The entrance hall of the Institute stretched high above them, silent and dim and imposing. It always seemed to Magnus that the small group of Shadowhunters who lived here really rattled around the place. He knew it well, but in the manner that he might know a hotel lobby he’d passed through many times. It was not his place, and despite the efforts of the Lightwoods and Jace to make him feel comfortable here, he remained almost unconsciously on guard. Three years of close collaboration and friendship with the local Shadowhunters did not erase decades of more tense times spent here.
For one thing, it meant that he whispered to Alec, even though there was no reason at all to whisper. It just felt true to the aesthetics of the place. “Where is everyone?”
Alec shrugged, striding across the hall as if he owned the place, which Magnus supposed he sort of did. “I expect everyone’s off gathering gear and weapons. We should just go find my mother.”

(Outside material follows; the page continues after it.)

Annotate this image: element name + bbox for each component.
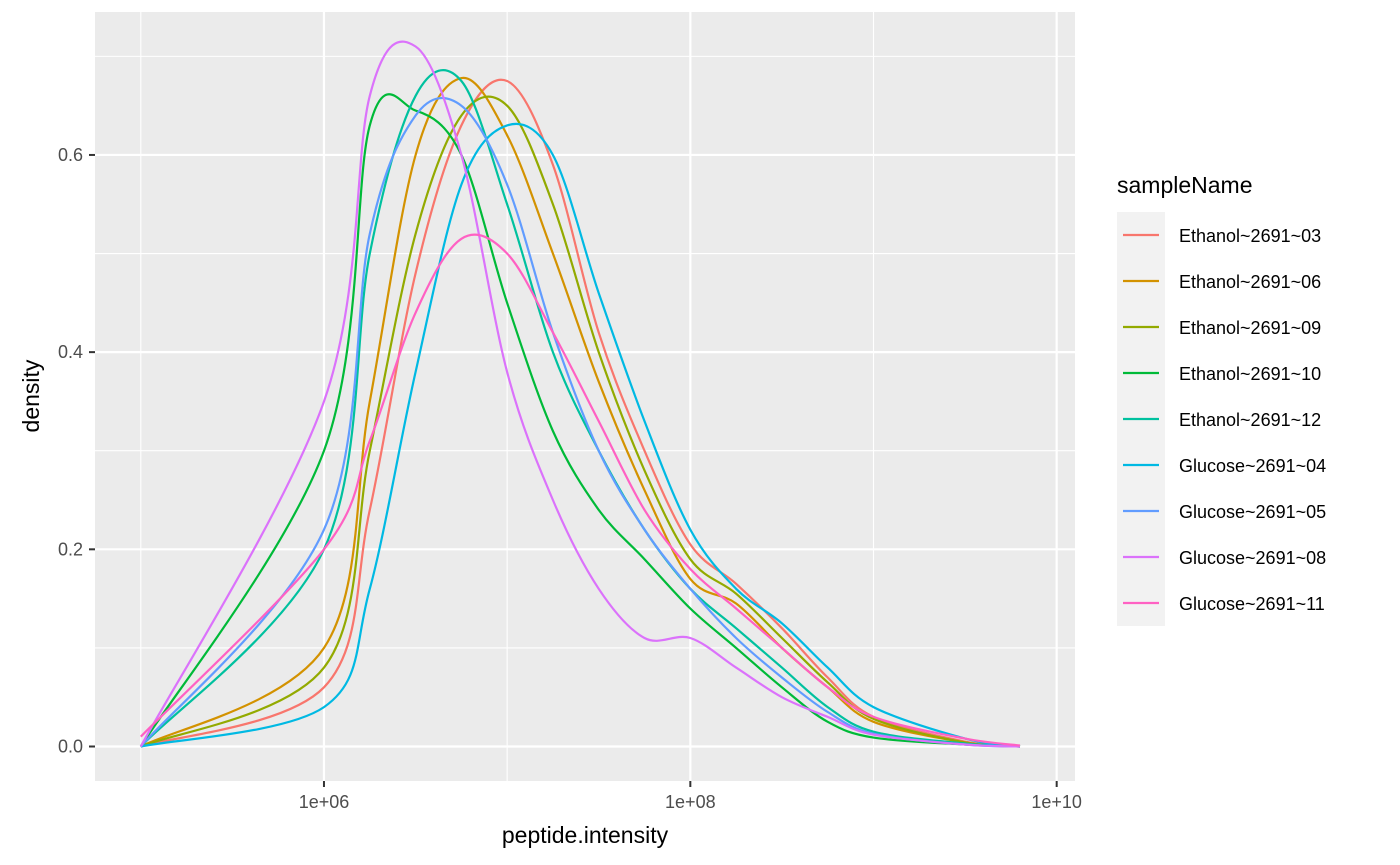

“How do you propose to find her?” Magnus said.
“Ah,” said Alec, “the Institute has a very old magic woven into its walls. I shall now use it to commune with my mother, wherever she might be found.” He put his hands around his mouth and bellowed at the top of his lungs. “MOOOOOOOOOOM!”
Alec’s voice reverberated impressively against the stone walls. Max giggled and yelled, “Maaaaaaaaaaaaaaaaaaa!” alongside Alec. The sound faded away and Magnus waited.

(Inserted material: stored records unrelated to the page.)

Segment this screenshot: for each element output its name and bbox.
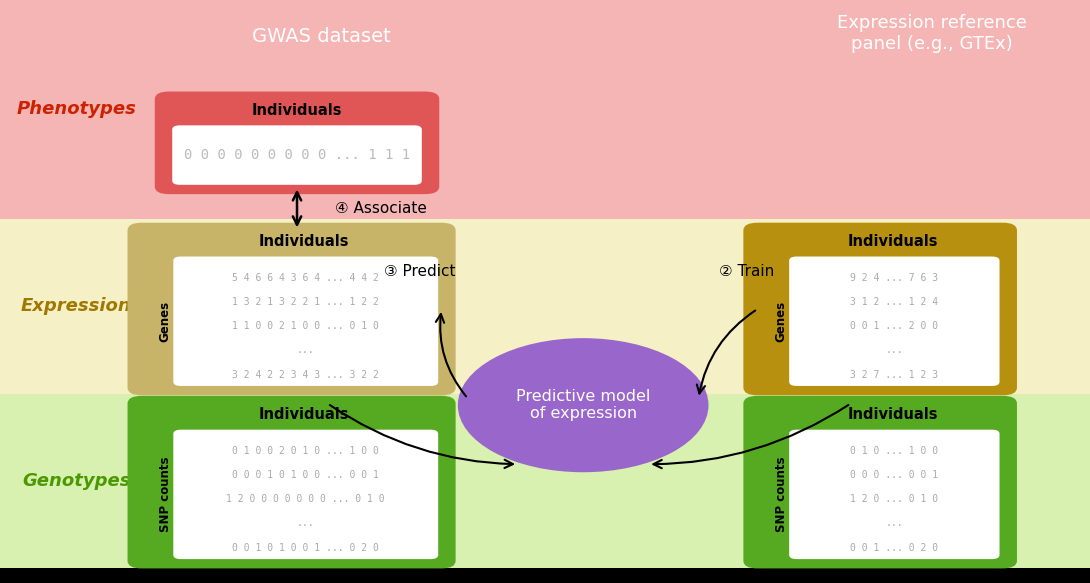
Text: 0 1 0 ... 1 0 0: 0 1 0 ... 1 0 0 [850,446,938,456]
Text: Predictive model
of expression: Predictive model of expression [516,389,651,422]
Text: Expression reference
panel (e.g., GTEx): Expression reference panel (e.g., GTEx) [837,14,1027,53]
Text: Expression: Expression [21,297,132,315]
FancyBboxPatch shape [789,257,1000,386]
FancyBboxPatch shape [173,430,438,559]
Text: 0 0 0 ... 0 0 1: 0 0 0 ... 0 0 1 [850,470,938,480]
Text: 0 0 1 ... 2 0 0: 0 0 1 ... 2 0 0 [850,321,938,331]
Text: 3 1 2 ... 1 2 4: 3 1 2 ... 1 2 4 [850,297,938,307]
Text: 3 2 7 ... 1 2 3: 3 2 7 ... 1 2 3 [850,370,938,380]
Text: 1 3 2 1 3 2 2 1 ... 1 2 2: 1 3 2 1 3 2 2 1 ... 1 2 2 [232,297,379,307]
FancyBboxPatch shape [743,396,1017,568]
Text: 9 2 4 ... 7 6 3: 9 2 4 ... 7 6 3 [850,273,938,283]
Text: ...: ... [885,518,904,528]
Text: GWAS dataset: GWAS dataset [252,27,391,46]
Text: SNP counts: SNP counts [775,456,788,532]
FancyBboxPatch shape [128,396,456,568]
Text: ④ Associate: ④ Associate [336,201,427,216]
FancyBboxPatch shape [789,430,1000,559]
Text: SNP counts: SNP counts [159,456,172,532]
Text: 0 0 0 0 0 0 0 0 0 ... 1 1 1: 0 0 0 0 0 0 0 0 0 ... 1 1 1 [184,148,410,162]
Text: 0 0 1 ... 0 2 0: 0 0 1 ... 0 2 0 [850,543,938,553]
Text: 3 2 4 2 2 3 4 3 ... 3 2 2: 3 2 4 2 2 3 4 3 ... 3 2 2 [232,370,379,380]
Text: ...: ... [296,345,315,355]
FancyBboxPatch shape [0,0,1090,73]
FancyBboxPatch shape [0,219,1090,394]
Text: 1 2 0 ... 0 1 0: 1 2 0 ... 0 1 0 [850,494,938,504]
Text: Individuals: Individuals [259,234,350,249]
Text: ③ Predict: ③ Predict [384,264,456,279]
FancyBboxPatch shape [0,0,1090,219]
FancyBboxPatch shape [128,223,456,395]
Text: 5 4 6 6 4 3 6 4 ... 4 4 2: 5 4 6 6 4 3 6 4 ... 4 4 2 [232,273,379,283]
Text: Individuals: Individuals [259,407,350,422]
Text: Genes: Genes [775,301,788,342]
Text: Individuals: Individuals [252,103,342,118]
Text: ② Train: ② Train [719,264,774,279]
Ellipse shape [458,338,708,472]
FancyBboxPatch shape [0,394,1090,568]
Text: Genotypes: Genotypes [22,472,131,490]
FancyBboxPatch shape [173,257,438,386]
Text: 0 0 0 1 0 1 0 0 ... 0 0 1: 0 0 0 1 0 1 0 0 ... 0 0 1 [232,470,379,480]
Text: 1 2 0 0 0 0 0 0 0 ... 0 1 0: 1 2 0 0 0 0 0 0 0 ... 0 1 0 [227,494,385,504]
Text: Genes: Genes [159,301,172,342]
FancyBboxPatch shape [172,125,422,185]
Text: 0 1 0 0 2 0 1 0 ... 1 0 0: 0 1 0 0 2 0 1 0 ... 1 0 0 [232,446,379,456]
Text: ...: ... [296,518,315,528]
Text: Individuals: Individuals [848,234,938,249]
FancyBboxPatch shape [155,92,439,194]
Text: Phenotypes: Phenotypes [16,100,136,118]
Text: 0 0 1 0 1 0 0 1 ... 0 2 0: 0 0 1 0 1 0 0 1 ... 0 2 0 [232,543,379,553]
FancyBboxPatch shape [743,223,1017,395]
Text: ...: ... [885,345,904,355]
Text: Individuals: Individuals [848,407,938,422]
Text: 1 1 0 0 2 1 0 0 ... 0 1 0: 1 1 0 0 2 1 0 0 ... 0 1 0 [232,321,379,331]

“Well?” he said, and Alec held up a finger. After a moment, there was a flare, and a fire-message appeared in front of him. He plucked it from the air and opened it, giving Magnus a superior look. “ ‘She’s in the library,’ ” he read.
A second fire-message appeared, in the same spot as the first. Alec opened it. “ ‘Did you know you can send fire-messages within the Institute?’ ” he read. “ ‘I just found out.’ ” He looked at Magnus in bewilderment. “Of course I knew that.”
“To the library, then?” said Magnus.
A third fire-message appeared. Max lunged to try to grab it, but it was too far above his head. Magnus grabbed that one and read, “ ‘I love fire-messages, have a great day, your friend, Simon Lovelace, Shadowhunter.’ Can we go?”
They heard a fourth one burst behind them as they left by the hall door, but neither of them looked back at it.
* * *
“I PROMISE YOU,” SAID MARYSE, “I can completely handle Max for a few days.”
Alec’s mother was standing in the center of the library, near the desk where their old tutor had once sat. She was tall in the same way Isabelle was tall, unapologetically taking up space in the world, standing so straight she seemed even taller than she was. She folded her arms as though daring Alec and Magnus to disagree.
“Mom,” Alec said, rubbing the back of his neck, “I just don’t want you to have to deal with any… emergencies. He’s a warlock.”
“You’re kidding,” said Maryse. “I thought he had a terrible accident with a fountain pen.”
Max lay on his stomach on the rug between them, doodling with Maryse’s stele on an old, beaten-up shield she had found in the cellar the last time Max was over. The stele left sparking bright lines across the steel surface that faded slowly to black. Max was extremely into it.
“You know, you’ve gotten sassier recently,” said Magnus, eyes twinkling. He had opened the satchel and was unloading toys and books onto Maryse’s desk. She didn’t seem to mind.
“I’m just saying,” Alec pressed on, “he was floating on the ceiling this morning. He doesn’t really have any control yet over the magical stuff he does.”